Source: Lake Geneva Regional News

County wouldn’t control new village’s zoning

by Chris Schultz

October 20, 2011

BLOOMFIELD — Nothing like incorporation to eliminate a layer of government.

That layer would be the county, which would no longer be involved in Bloomfield’s zoning, said Doug Mushel, chairman of the Bloomfield incorporation committee.

The committee and incorporation supporters want to turn about 12 square miles of the town of Bloomfield, centered on Pell Lake, from a town to a village. The state Department of Administration has approved the incorporation plan.

It will be up to voters living in the 12-square-mile area to decide whether they want to be part of a village at a special Nov. 8 election.

The projected population of the proposed village in 2010 was 5,093, about 2,000 within the proposed village are registered voters, Mushel said.

The town’s remaining population would be 1,248.

Mushel and Becky Gallagher, also a member of the committee, presented a public informational meeting that drew about 70 residents to the Bloomfield Town Hall on Oct. 12.

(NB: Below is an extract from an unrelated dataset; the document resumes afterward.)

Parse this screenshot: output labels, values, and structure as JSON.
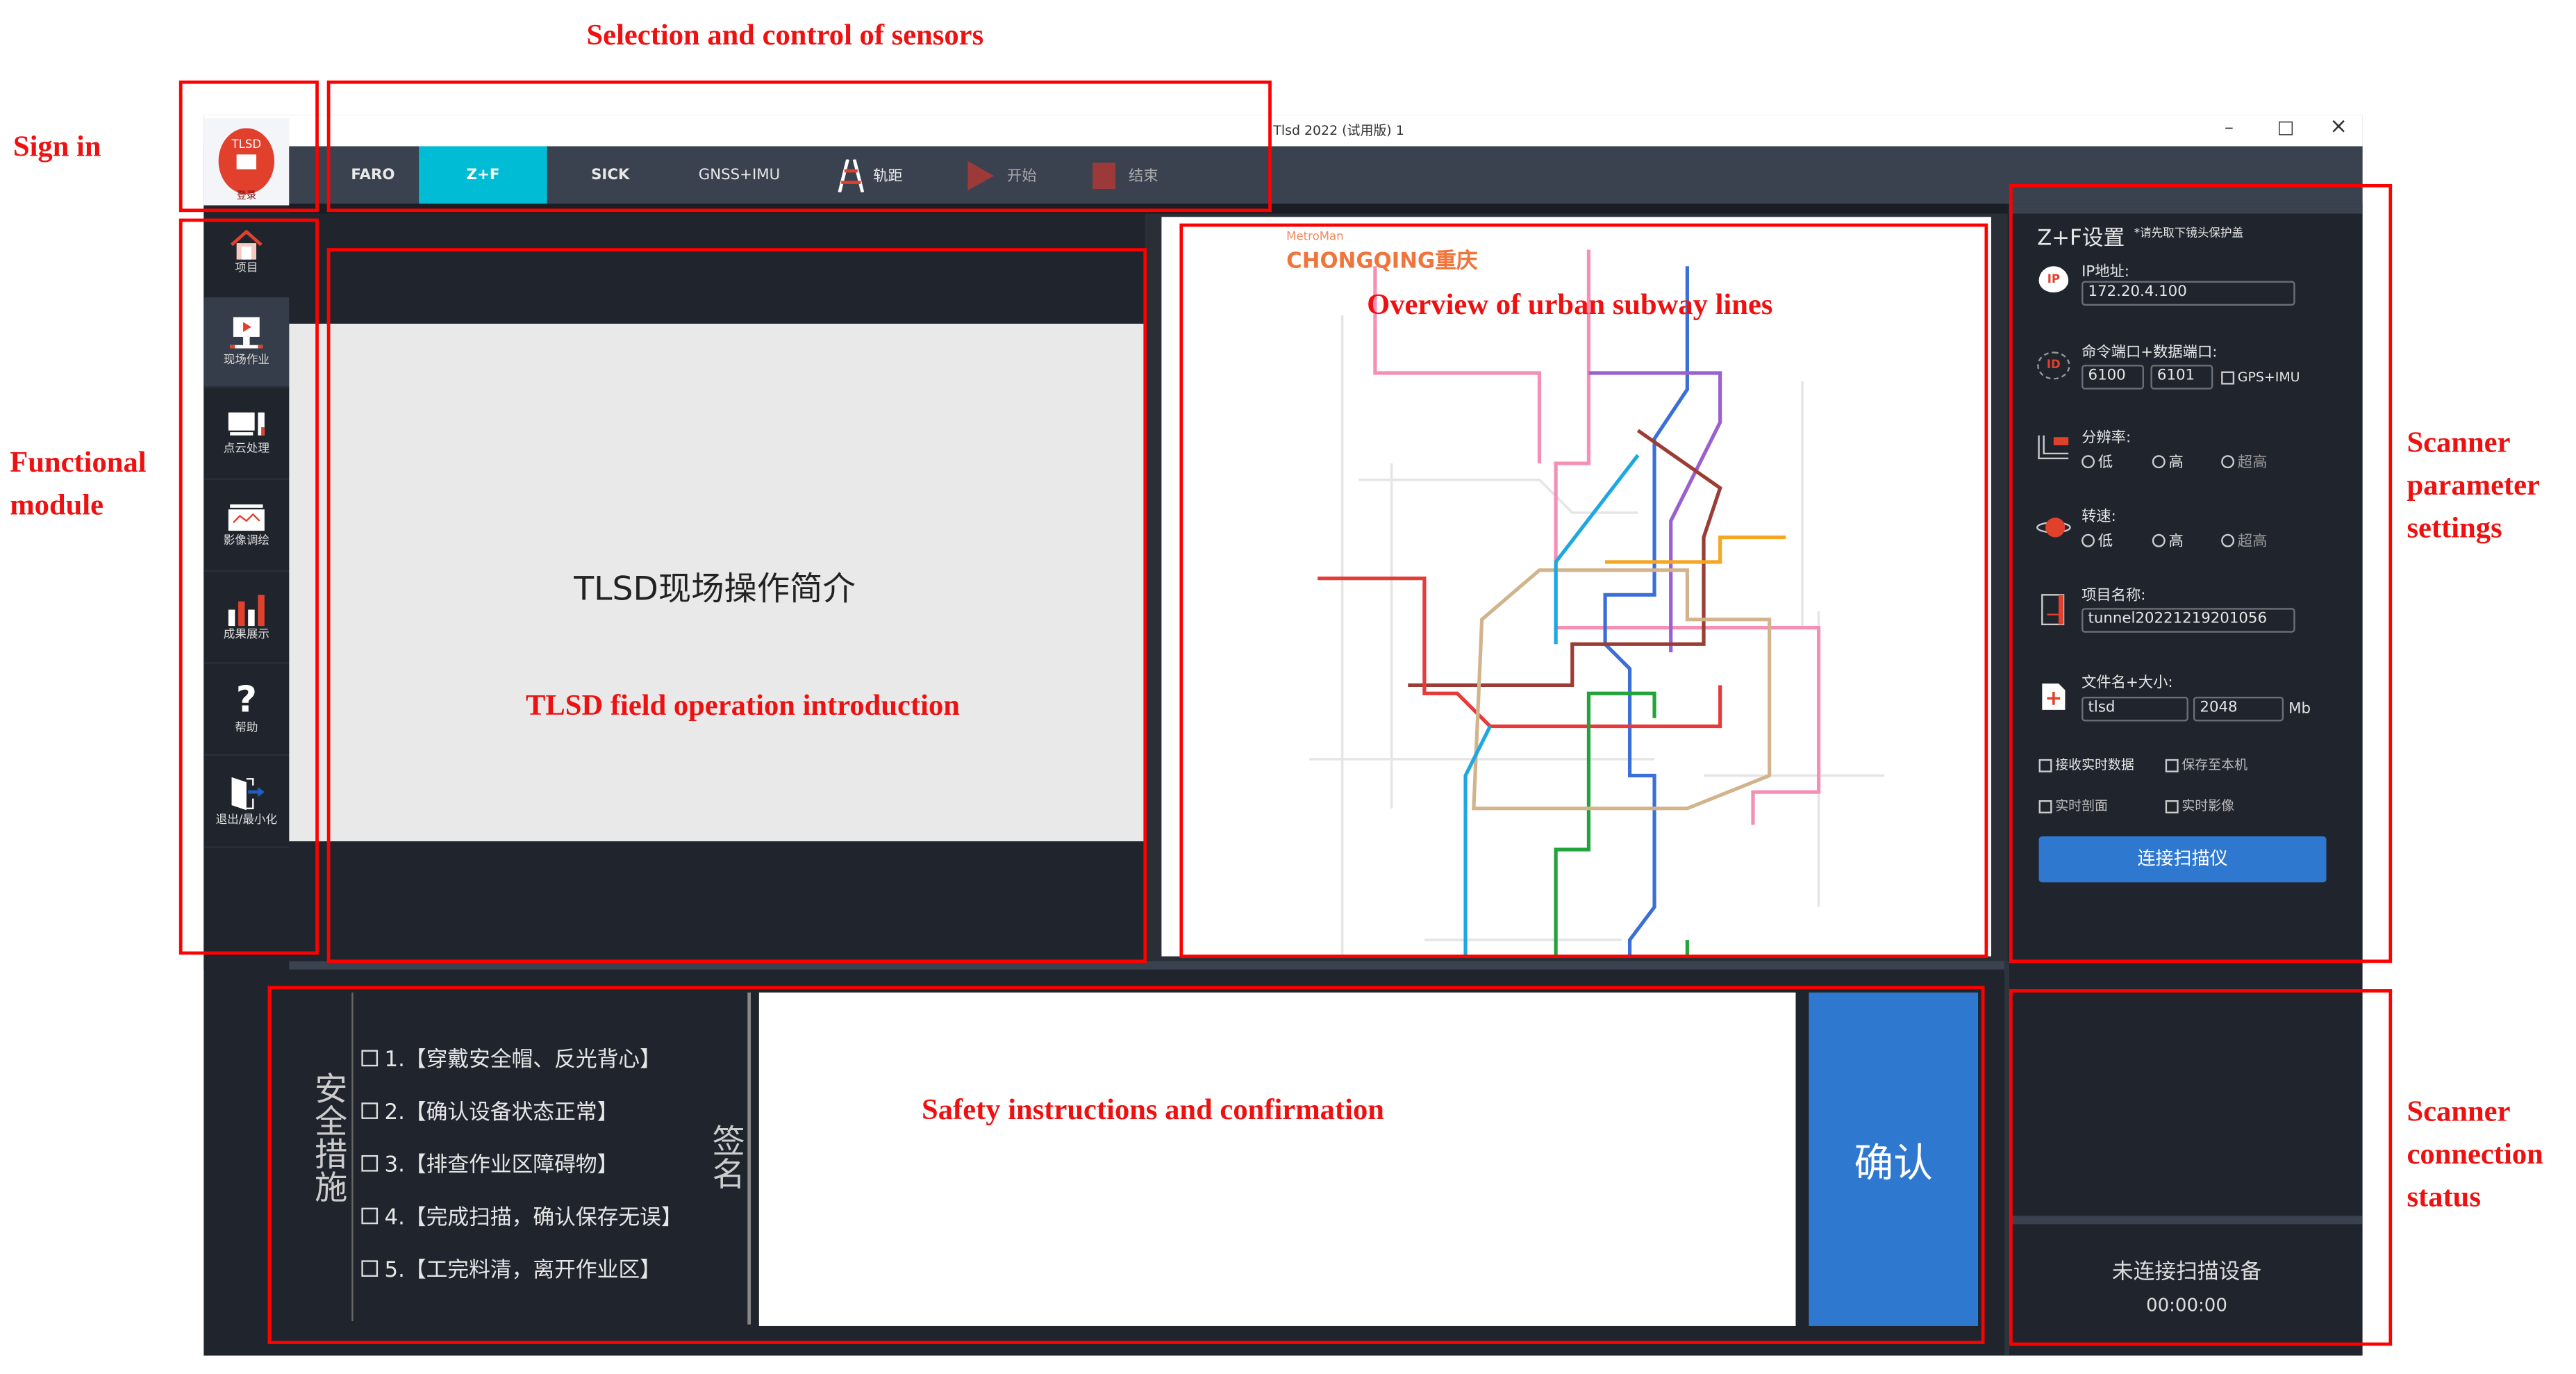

The new village of Bloomfield, if voters approve it, will be directly between the city of Lake Geneva to the north and the village of Genoa City to the south.

The meeting Oct. 12 was the third information meeting scheduled by the Incorporation Committee.

Mushel also said he is willing to schedule more meetings if residents want them. An engineer at Kapur & Associates, Burlington, Mushel said he can be reached by calling (262) 758-6005.

About 40 people turned out for the meeting in the pro shop of the Nippersink Golf Course on Oct. 4 and another 50 showed up for the meeting at the Bloomfield Town Hall on Oct. 5.

Mushel said incorporation would prevent annexation of land in the village and slow annexation of town land by either Lake Geneva or Genoa City.

According to Mushel, one of the goals for incorporation is to return control of local zoning to the local government.

Other reasons are:

- To maintain and preserve Bloomfield’s civil social and economic character.

- Gain greater control over zoning and development.

- Prevent annexation and loss of territory.

- To receive certain aid and shared revenues available to incorporated jurisdictions.

- Maintain a stable tax base and tax rate.

What incorporation wouldn’t do is change local zoning, or any mailing addresses witnin the village.

It wouldn’t even change where the local government meets, Mushel said. He said a site survey showed that the Bloomfield Town Hall could serve as both the village and town halls, with plenty of room for the offices of both municipalities.

It wouldn’t cause an expansion of the Pell Lake Sanitary District, which provides sewer and water to Pell Lake.

But incorporation wouldn’t set the village’s boundaries in stone, either, Mushel said.

Right now, the town of Bloomfield has a tax base of $551 million. Should the new village incorporate, it will have $431.7 million of that valuation, leaving the remaining town with $120 million.

State law would allow the new village, through directed annexation, to then annex surrounding sections of the town of Bloomfield, to bring it within the village limits.

Mushel said directed annexation would allow the new village to negotiate annexation agreements with key property owners representing 20 percent of the town’s population and owning more than 50 percent of the assessed valuation of the annexable area.

One of the concerns most residents voiced was whether their tax rates will go up.

That would go up slightly, Mushel said. The proposed tax rate for the village is $2.88 per $1,000 of assessed valuation for 2012, Mushel said. The town of Bloomfield’s rate for this year is $2.75.

This is at least the fourth incorporation petition from the town of Bloomfield.

Bloomfield’s current proposal is a resubmittal of a 2008 petition, which the state Incorporation Review Board dismissed in June 2010, but recommended that it be refiled with altered boundaries.

Both Lake Geneva and Genoa City intervened in the Bloomfield incorporation process trying to shrink the unborn village’s boundaries and limit its ability to annex surrounding town property. Those efforts were unsuccessful.

On Feb. 10, the petition was resubmitted to the Walworth County Court. The court decided the petition met population and area standards set by state law and sent it to the Incorporation Review Board on Feb. 21.

The second effort proved more successful, and led up to the referendum.

Doug Mushel said that Bloomfield, if it incorporates, would resemble the village of Bristol in neighboring Kenosha County.

In November 2009, residents of the town of Bristol, living in a nine-square-mile of the northwest corner of the town voted to incorporate as a village.

The village received its certificate of incorporation from the Wisconsin Secretary of State in January 2010.

About six months later, the village of Bristol voted to annex the remaining town of Bristol, which took effect July 2010.

A small section of the former town of Bristol annexed to the village Pleasant Prairie.

The village of Bristol is about 9 square miles with a population estimated at 2,510 in 2009.